Try setting port speed @ 115200. This got it recognized but … See the FB link at the first post.

Thanks @Rosto, that got me one step closer…

Same here… Still cannot seem to get devices paired with it…

ITead wrote previously that they would ship pre-flashed with firmware config for 115200 bit rate speed.

As mentioned before you do need to manually type in that port speed during the ZHA installation flow.

Seems like those dongles use CH340E USB-to-Serial chip so it will not connect unless set right speed.

Maybe someone would be willing to extend the probe in ZHA to always test 115200 before 57600? :innocent:

Tried your dongle on a bare-metal installation of Home Assistant OS on an SBC or x86-64 computer?

That is, it would be good if you could rule out the dongle as the fault by testing without Proxmox / VM.

Please help improve/enhance all of the integration documentation after you tested the dongle and ZHA:

Maybe take some inspirations from the step-by-step guides from blog-posts like this from @digiblur

Obviously you would need to change the information about port configuration which needs to reflect that connect to either local serial-port or a socket, see ex.: GitHub - zigpy/bellows: A Python 3 project to implement EZSP for EmberZNet devices

Let’s jump into Home Assistant.

#7 Go to Configuration, Integrations, hit the Plus to add a new integration. Select Zigbee Home Automation .

Choose “Enter Manually” and hit Submit.

Radio Type is EZSP

Enter socket://:8888 and use 115200 for the port speed. Hit submit.

Give it a few seconds to query the device and you should see the following screen.

Congratulations! You did it! Hit Finish. You should now have a Zigbee integration in Home Assistant. Click Configure.

*Hit the Plus and start pairing your various Zigbee devices. *

You are all done! Add all your various Zigbee device types and enjoy!

I have added the coordinator successful like NK553 and Ronald stoop. but cant seem te get a device paired. Has anybody had any luck with this?

I have tried to following without succes:

Upgraded the firmware
Used ncp-uart-nsw_679_115200.gbl and ncp-uart-sw_679_115200.gbl (does anyone know the difference between these, accept for the filesize??).
Still cannot pair devices…

Tried using it on a Python venv Home Assistant on Windows… ZHA integration installs but still cannot pair devices… (to test if bare-metal works).

Also tested on ESXi and VMware Workstation.

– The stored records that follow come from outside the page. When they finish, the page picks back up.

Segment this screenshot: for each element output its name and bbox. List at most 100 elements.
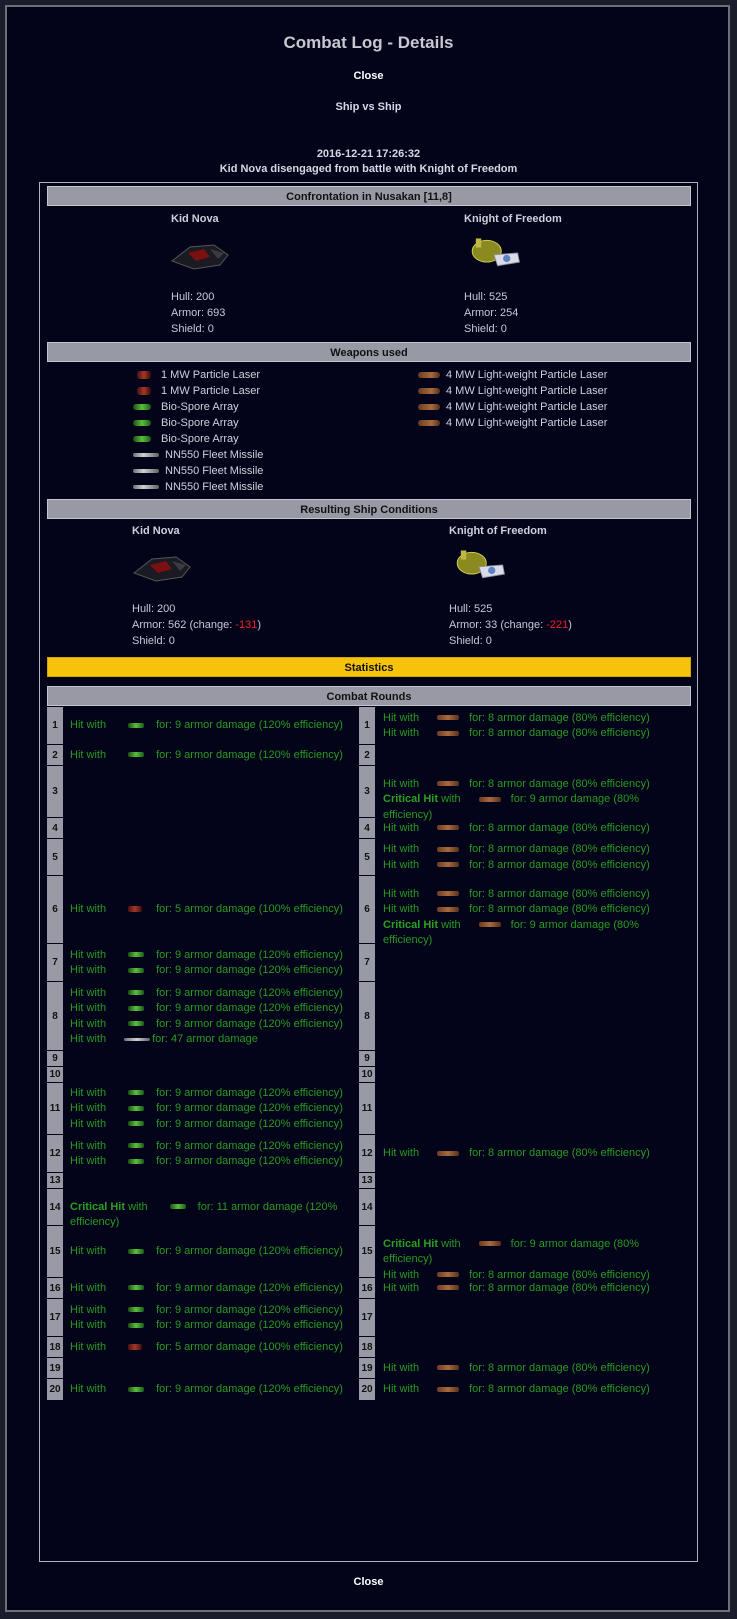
weapon-item: 4 MW Light-weight Particle Laser — [418, 383, 607, 399]
round-entries: Hit with for: 8 armor damage (80% efficie… — [383, 711, 688, 742]
round-number: 13 — [359, 1173, 375, 1188]
hit-entry: Hit with for: 9 armor damage (120% effici… — [70, 1303, 343, 1316]
bio-spore-icon — [133, 436, 151, 443]
attacker-result-hull: Hull: 200 — [132, 603, 176, 615]
attacker-ship-icon — [170, 244, 229, 270]
attacker-name: Kid Nova — [171, 213, 219, 225]
attacker-result-shield: Shield: 0 — [132, 635, 175, 647]
round-number: 10 — [359, 1067, 375, 1082]
weapon-label: NN550 Fleet Missile — [165, 465, 264, 477]
round-number: 18 — [47, 1337, 63, 1357]
bio-spore-icon — [133, 420, 151, 427]
hit-entry: Hit with for: 9 armor damage (120% effici… — [70, 719, 343, 732]
hit-entry: Hit with for: 8 armor damage (80% efficie… — [383, 1383, 650, 1396]
round-entries: Hit with for: 9 armor damage (120% effici… — [70, 1303, 358, 1334]
weapon-label: 1 MW Particle Laser — [161, 385, 261, 397]
round-number: 16 — [359, 1278, 375, 1298]
round-number: 6 — [359, 876, 375, 943]
bio-spore-icon — [133, 404, 151, 411]
round-entries: Hit with for: 8 armor damage (80% efficie… — [383, 1281, 688, 1297]
attacker-result-name: Kid Nova — [132, 525, 180, 537]
weapon-item: 4 MW Light-weight Particle Laser — [418, 367, 607, 383]
round-number: 1 — [47, 707, 63, 744]
weapon-item: 4 MW Light-weight Particle Laser — [418, 399, 607, 415]
hit-entry: Hit with for: 5 armor damage (100% effici… — [70, 903, 343, 916]
statistics-button[interactable]: Statistics — [47, 657, 691, 677]
close-link-bottom[interactable]: Close — [0, 1576, 737, 1588]
weapon-label: 1 MW Particle Laser — [161, 369, 261, 381]
hit-entry: Hit with for: 8 armor damage (80% efficie… — [383, 1147, 650, 1160]
bio-spore-icon — [128, 1090, 145, 1096]
round-entries: Hit with for: 8 armor damage (80% efficie… — [383, 777, 688, 824]
bio-spore-icon — [128, 1158, 145, 1164]
lw-particle-laser-icon — [437, 715, 460, 721]
round-number: 1 — [359, 707, 375, 744]
hit-entry: Hit with for: 8 armor damage (80% efficie… — [383, 821, 650, 834]
hit-entry: Hit with for: 9 armor damage (120% effici… — [70, 1017, 343, 1030]
weapon-item: Bio-Spore Array — [133, 415, 263, 431]
round-number: 11 — [359, 1083, 375, 1134]
bio-spore-icon — [128, 1285, 145, 1291]
hit-entry: Hit with for: 9 armor damage (120% effici… — [70, 1245, 343, 1258]
round-number: 19 — [47, 1358, 63, 1378]
defender-result-armor: Armor: 33 (change: -221) — [449, 619, 572, 631]
lw-particle-laser-icon — [437, 730, 460, 736]
close-link-top[interactable]: Close — [0, 70, 737, 82]
weapon-label: NN550 Fleet Missile — [165, 481, 264, 493]
weapon-item: 1 MW Particle Laser — [133, 367, 263, 383]
round-number: 12 — [359, 1135, 375, 1172]
round-number: 7 — [47, 944, 63, 981]
missile-icon — [133, 469, 159, 474]
weapon-item: NN550 Fleet Missile — [133, 479, 263, 495]
round-entries: Hit with for: 9 armor damage (120% effici… — [70, 986, 358, 1048]
lw-particle-laser-icon — [437, 846, 460, 852]
battle-mode: Ship vs Ship — [335, 101, 402, 113]
hit-entry: Critical Hit with for: 11 armor damage (1… — [70, 1200, 338, 1229]
round-number: 14 — [47, 1189, 63, 1225]
hit-entry: Hit with for: 8 armor damage (80% efficie… — [383, 777, 650, 790]
defender-shield: Shield: 0 — [464, 323, 507, 335]
defender-result-hull: Hull: 525 — [449, 603, 493, 615]
attacker-weapons-list: 1 MW Particle Laser 1 MW Particle Laser Bi… — [133, 367, 263, 495]
weapon-item: NN550 Fleet Missile — [133, 447, 263, 463]
lw-particle-laser-icon — [437, 891, 460, 897]
lw-particle-laser-icon — [437, 1365, 460, 1371]
missile-icon — [133, 453, 159, 458]
bio-spore-icon — [128, 990, 145, 996]
bio-spore-icon — [128, 1143, 145, 1149]
round-number: 6 — [47, 876, 63, 943]
round-entries: Hit with for: 9 armor damage (120% effici… — [70, 1139, 358, 1170]
lw-particle-laser-icon — [478, 796, 501, 802]
round-number: 8 — [359, 982, 375, 1050]
round-entries: Hit with for: 8 armor damage (80% efficie… — [383, 1146, 688, 1162]
weapons-header: Weapons used — [47, 342, 691, 362]
defender-ship-icon — [471, 238, 520, 267]
round-number: 5 — [359, 839, 375, 875]
round-number: 4 — [359, 818, 375, 838]
round-entries: Hit with for: 8 armor damage (80% efficie… — [383, 821, 688, 837]
bio-spore-icon — [128, 1105, 145, 1111]
round-entries: Critical Hit with for: 9 armor damage (80… — [383, 1237, 688, 1284]
round-entries: Hit with for: 5 armor damage (100% effici… — [70, 902, 358, 918]
round-number: 16 — [47, 1278, 63, 1298]
round-number: 2 — [47, 745, 63, 765]
bio-spore-icon — [128, 752, 145, 758]
attacker-result-ship-icon — [132, 556, 191, 582]
hit-entry: Hit with for: 47 armor damage — [70, 1033, 258, 1045]
round-entries: Hit with for: 9 armor damage (120% effici… — [70, 1281, 358, 1297]
attacker-shield: Shield: 0 — [171, 323, 214, 335]
round-entries: Hit with for: 9 armor damage (120% effici… — [70, 1244, 358, 1260]
hit-entry: Critical Hit with for: 9 armor damage (80… — [383, 918, 640, 947]
lw-particle-laser-icon — [418, 404, 440, 411]
bio-spore-icon — [128, 1322, 145, 1328]
hit-entry: Hit with for: 9 armor damage (120% effici… — [70, 986, 343, 999]
hit-entry: Hit with for: 9 armor damage (120% effici… — [70, 1117, 343, 1130]
weapon-label: 4 MW Light-weight Particle Laser — [446, 385, 608, 397]
lw-particle-laser-icon — [437, 781, 460, 787]
hit-entry: Hit with for: 9 armor damage (120% effici… — [70, 964, 343, 976]
round-entries: Hit with for: 8 armor damage (80% efficie… — [383, 887, 688, 949]
hit-entry: Hit with for: 9 armor damage (120% effici… — [70, 1319, 343, 1331]
round-number: 12 — [47, 1135, 63, 1172]
round-number: 15 — [47, 1226, 63, 1277]
hit-entry: Hit with for: 9 armor damage (120% effici… — [70, 1139, 343, 1152]
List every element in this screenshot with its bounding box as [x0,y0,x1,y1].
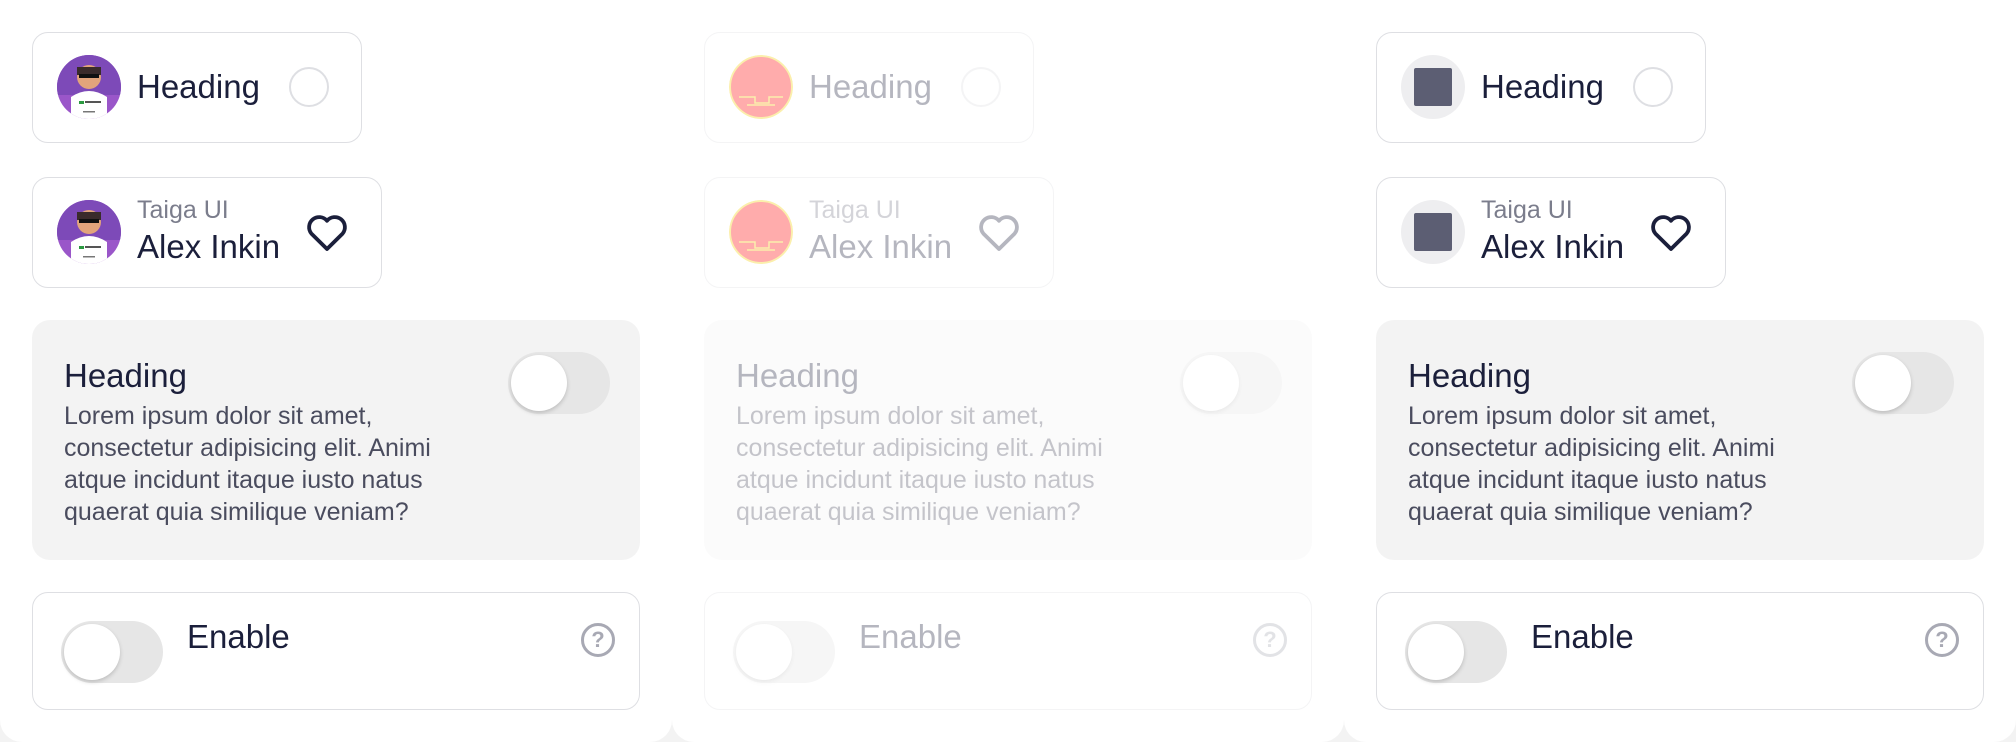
enable-toggle [733,621,835,683]
heart-outline-icon [979,215,1019,251]
heading-cell[interactable]: Heading [1376,32,1706,143]
radio-unchecked-icon[interactable] [1633,67,1673,107]
block-description-text: Lorem ipsum dolor sit amet, consectetur … [64,402,431,526]
enable-label: Enable [187,618,290,655]
column-disabled: Heading Taiga UI Alex Inkin Heading Lore… [672,0,1344,742]
block-heading-text: Heading [736,357,859,394]
user-overline-text: Taiga UI [137,196,229,224]
toggle-switch[interactable] [508,352,610,414]
heart-outline-icon[interactable] [1647,208,1695,256]
help-circle-icon[interactable]: ? [1925,623,1959,657]
user-name-text: Alex Inkin [137,228,281,265]
toggle-knob [1183,355,1239,411]
demo-stage: Heading Taiga UI Alex Inkin Heading Lore… [0,0,2016,742]
block-heading-text: Heading [1408,357,1531,394]
enable-toggle[interactable] [61,621,163,683]
user-overline-text: Taiga UI [809,196,901,224]
toggle-switch [1180,352,1282,414]
avatar-placeholder [1401,200,1465,264]
heading-cell[interactable]: Heading [32,32,362,143]
enable-label: Enable [859,618,962,655]
toggle-knob [1408,624,1464,680]
column-placeholder-avatar: Heading Taiga UI Alex Inkin Heading Lore… [1344,0,2016,742]
help-circle-icon[interactable]: ? [581,623,615,657]
block-description-text: Lorem ipsum dolor sit amet, consectetur … [736,402,1103,526]
heading-cell: Heading [704,32,1034,143]
user-overline-text: Taiga UI [1481,196,1573,224]
user-cell[interactable]: Taiga UI Alex Inkin [32,177,382,288]
avatar-placeholder [1401,55,1465,119]
enable-toggle[interactable] [1405,621,1507,683]
cell-heading-text: Heading [137,68,260,105]
block-heading-text: Heading [64,357,187,394]
column-photo-avatar: Heading Taiga UI Alex Inkin Heading Lore… [0,0,672,742]
user-cell[interactable]: Taiga UI Alex Inkin [1376,177,1726,288]
enable-cell[interactable]: Enable ? [32,592,640,710]
cell-heading-text: Heading [809,68,932,105]
help-circle-icon: ? [1253,623,1287,657]
toggle-switch[interactable] [1852,352,1954,414]
toggle-knob [736,624,792,680]
radio-unchecked-icon[interactable] [289,67,329,107]
toggle-knob [511,355,567,411]
enable-cell[interactable]: Enable ? [1376,592,1984,710]
user-name-text: Alex Inkin [1481,228,1625,265]
enable-cell: Enable ? [704,592,1312,710]
radio-unchecked-icon [961,67,1001,107]
heart-outline-icon[interactable] [303,208,351,256]
user-name-text: Alex Inkin [809,228,953,265]
block-description-text: Lorem ipsum dolor sit amet, consectetur … [1408,402,1775,526]
enable-label: Enable [1531,618,1634,655]
avatar-photo [57,55,121,119]
heading-description-block[interactable]: Heading Lorem ipsum dolor sit amet, cons… [32,320,640,560]
toggle-knob [1855,355,1911,411]
heading-description-block[interactable]: Heading Lorem ipsum dolor sit amet, cons… [1376,320,1984,560]
avatar-error [729,200,793,264]
toggle-knob [64,624,120,680]
avatar-photo [57,200,121,264]
heading-description-block: Heading Lorem ipsum dolor sit amet, cons… [704,320,1312,560]
avatar-error [729,55,793,119]
cell-heading-text: Heading [1481,68,1604,105]
user-cell: Taiga UI Alex Inkin [704,177,1054,288]
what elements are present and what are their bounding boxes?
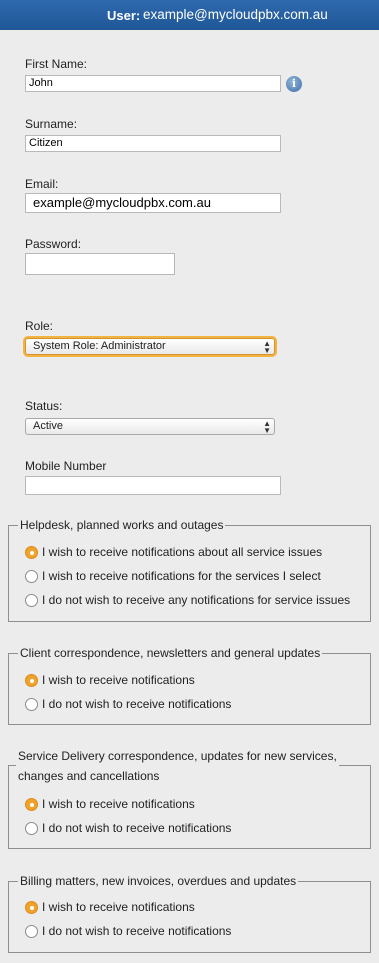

Integration works but no pairing.

Elelabs/elelabs-zigbee-ezsp-utility: Elelabs Zigbee EZSP Utility to perform firmware update on a range of Elelabs EZSP products as well as other generic EZSP adapters. (

At the bottom is says that you have to add these line in configuration.yaml… Tried it, didn’t work…


Arrgghh… What am I doing wrong?

Note that on Windows you need to make sure it uses pyserial-asyncio v0.4 instead of v0.5 due to a bug

@Rosto Try dongle on a bare-metal installation of Home Assistant OS on an SBC or x86-64 computer.

For troubleshooting purposes you should really test it with “Home Assistant Operating System” first.

That is, would be good if can rule out dongle HW as the fault by testing without VMs or any other OS.

I got it working entering the 115200 bit rate speed as said by OP.